1CreateAccessIamGroup(account) ==
2 /\ awsGroups' = [awsGroups EXCEPT ![account] = @ \union {AccessIamGroupName}]
3 /\ awsGroupMemberships' = [awsGroupMemberships EXCEPT ![account] = @ @@ [ g \in {AccessIamGroupName} |-> {} ] ]
4
5AssignUserToIamGroupInIntegration(group, user) ==
6 /\ awsGroupMemberships' = [awsGroupMemberships EXCEPT !["integration"][group] = @ \union {user} ]
7 /\ UNCHANGED <<awsGroups>>
8
9AssignUserToIamGroupInProduction(group, user) ==
10 /\ awsGroupMemberships' = [awsGroupMemberships EXCEPT !["production"][group] = @ \union {user} ]
11 /\ UNCHANGED <<awsGroups>>
12
13Next ==
14 \/ \E account \in AwsAccounts:
15 CreateAccessIamGroup(account)
16 \/ \E group \in awsGroups["integration"]:
17 \E user \in OrganizationalUsers:
18 AssignUserToIamGroupInIntegration(group, user)
19 \/ \E group \in awsGroups["production"]:
20 \E user \in OrganizationalUsers:
21 AssignUserToIamGroupInProduction(group, user)
If you run the model, TLA+ will inform you that it violates the safety property OnlyMembersOfTheOperationsTeamCanAccessProduction.
It would also provide an example of the sequence of steps that caused the violation.
The violation is caused by assiging a memmber of one of the development teams in the production AccessGroup.
The action AssignUserToIamGroupInProduction, does not check that a user is a member of the operations_team before
assignment.
Let’s do an update:
1AssignUserToIamGroupInProduction(group, user) ==
2 \* Organizational measure required to ensure that only members of the operations team are added in production
3 /\ user \in OrganizationalUnitMemberships["operations_team"]
4 /\ awsGroupMemberships' = [awsGroupMemberships EXCEPT !["production"][group] = @ \union {user} ]
5 /\ UNCHANGED <<awsGroups>>
Adding a guard statement in the action AssignUserToIamGroupInProduction, makes the model validation pass!
And most importantly, as those steps represents actions your organization is taking. This is also the start of a discussion in your organization about how robust are your procedural and technical measures that gatekeep who can be assigned to the production AWS IAM Group.
💡 Key Insight: The guard condition reveals the need for either procedural or technical controls—exactly the kind of conversation formal specification enables.
What We’ve Gained
Clarity Through Explicitness
- Implicit → Explicit: Requirement 2 (all ops members can access prod) was never stated but is clearly necessary, as some requirement 3.

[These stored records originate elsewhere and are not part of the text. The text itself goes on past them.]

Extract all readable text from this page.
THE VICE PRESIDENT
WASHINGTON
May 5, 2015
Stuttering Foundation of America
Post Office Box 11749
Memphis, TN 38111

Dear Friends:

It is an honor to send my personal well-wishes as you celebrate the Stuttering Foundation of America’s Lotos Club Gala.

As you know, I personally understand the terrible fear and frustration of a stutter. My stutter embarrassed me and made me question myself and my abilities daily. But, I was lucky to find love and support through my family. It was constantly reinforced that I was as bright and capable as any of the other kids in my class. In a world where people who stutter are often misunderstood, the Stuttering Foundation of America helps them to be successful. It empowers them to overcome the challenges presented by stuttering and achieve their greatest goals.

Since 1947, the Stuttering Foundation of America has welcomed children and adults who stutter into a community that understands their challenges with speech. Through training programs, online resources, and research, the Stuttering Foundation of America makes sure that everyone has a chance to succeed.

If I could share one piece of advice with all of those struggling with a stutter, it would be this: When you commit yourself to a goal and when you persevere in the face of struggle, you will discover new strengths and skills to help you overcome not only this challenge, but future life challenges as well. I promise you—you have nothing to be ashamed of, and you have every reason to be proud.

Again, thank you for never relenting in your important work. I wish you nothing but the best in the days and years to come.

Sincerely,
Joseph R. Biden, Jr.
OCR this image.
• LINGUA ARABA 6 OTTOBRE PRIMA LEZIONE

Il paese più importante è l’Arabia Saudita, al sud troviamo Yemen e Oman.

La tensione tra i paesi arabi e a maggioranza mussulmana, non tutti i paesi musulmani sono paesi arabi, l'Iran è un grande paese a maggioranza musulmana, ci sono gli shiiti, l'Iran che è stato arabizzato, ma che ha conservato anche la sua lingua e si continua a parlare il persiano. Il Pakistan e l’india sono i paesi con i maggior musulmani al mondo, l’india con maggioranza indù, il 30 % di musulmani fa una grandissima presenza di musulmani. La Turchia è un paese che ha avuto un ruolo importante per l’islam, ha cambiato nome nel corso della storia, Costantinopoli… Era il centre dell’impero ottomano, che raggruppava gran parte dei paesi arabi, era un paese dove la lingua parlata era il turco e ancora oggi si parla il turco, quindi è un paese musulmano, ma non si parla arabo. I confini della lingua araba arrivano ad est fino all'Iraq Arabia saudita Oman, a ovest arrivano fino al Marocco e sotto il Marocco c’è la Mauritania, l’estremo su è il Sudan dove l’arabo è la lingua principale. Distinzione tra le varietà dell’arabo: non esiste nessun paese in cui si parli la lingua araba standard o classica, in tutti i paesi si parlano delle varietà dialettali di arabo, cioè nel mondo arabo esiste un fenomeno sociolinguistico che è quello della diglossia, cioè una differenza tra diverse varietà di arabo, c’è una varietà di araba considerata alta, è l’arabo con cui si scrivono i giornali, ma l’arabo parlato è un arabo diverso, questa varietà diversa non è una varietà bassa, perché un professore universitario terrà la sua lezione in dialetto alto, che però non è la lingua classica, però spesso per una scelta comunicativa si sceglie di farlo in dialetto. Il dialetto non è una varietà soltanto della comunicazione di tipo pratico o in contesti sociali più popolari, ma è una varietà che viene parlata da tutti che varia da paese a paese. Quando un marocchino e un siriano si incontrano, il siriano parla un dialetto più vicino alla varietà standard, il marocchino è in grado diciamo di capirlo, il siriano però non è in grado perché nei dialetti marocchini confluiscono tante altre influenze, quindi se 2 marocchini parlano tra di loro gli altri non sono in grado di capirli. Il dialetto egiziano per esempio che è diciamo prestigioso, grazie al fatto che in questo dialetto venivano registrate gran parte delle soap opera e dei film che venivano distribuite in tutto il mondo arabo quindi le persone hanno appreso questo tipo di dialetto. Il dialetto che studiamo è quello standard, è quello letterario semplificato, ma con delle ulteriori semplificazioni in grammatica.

- Unambiguous timeliness: We distinguished safety (always true) from liveness (eventually true) properties
- Minimal complete set: Three requirements fully capture the authorization policy
Design Insights
- Implementation independence: The specification works regardless of whether you use AWS SSO, Terraform, custom tooling, or manual processes
- Gap identification: The guard condition in
AssignUserToIamGroupInProductionreveals the need for either procedural or technical controls - Discussion enabler: You can have precise discussions with non-techninal stakeholder without getting bogged down on technical details
Actionable Outcomes
You can now:
- Evaluate existing tools against these precise requirements
- Discuss trade-offs with PM, compliance, and security teams using shared vocabulary
- Design implementation strategies that provably satisfy the specification
- Leave behind unambiguous documentation that won’t be misinterpreted
Conclusion
In this post, we’ve seen how formal specification transforms vague authorization requirements into precise, verifiable constraints.
Key takeaways:
- Formal methods aren’t just for aerospace—they’re valuable wherever precision matters
- The process of specification is as valuable as the artifact (it forces clarity)
- Starting with requirements, not tools, keeps you focused on organizational needs
- TLA+ bridges technical and non-technical conversations with unambiguous language
What’s next? In my next post, I’ll demonstrate how to bridge the gap from TLA+ specification to AWS implementation, showing how to maintain traceability from requirements through deployed code.
For platform teams caught between security and DevEx, formal specification isn’t overhead—it’s how you escape the false choice and achieve both.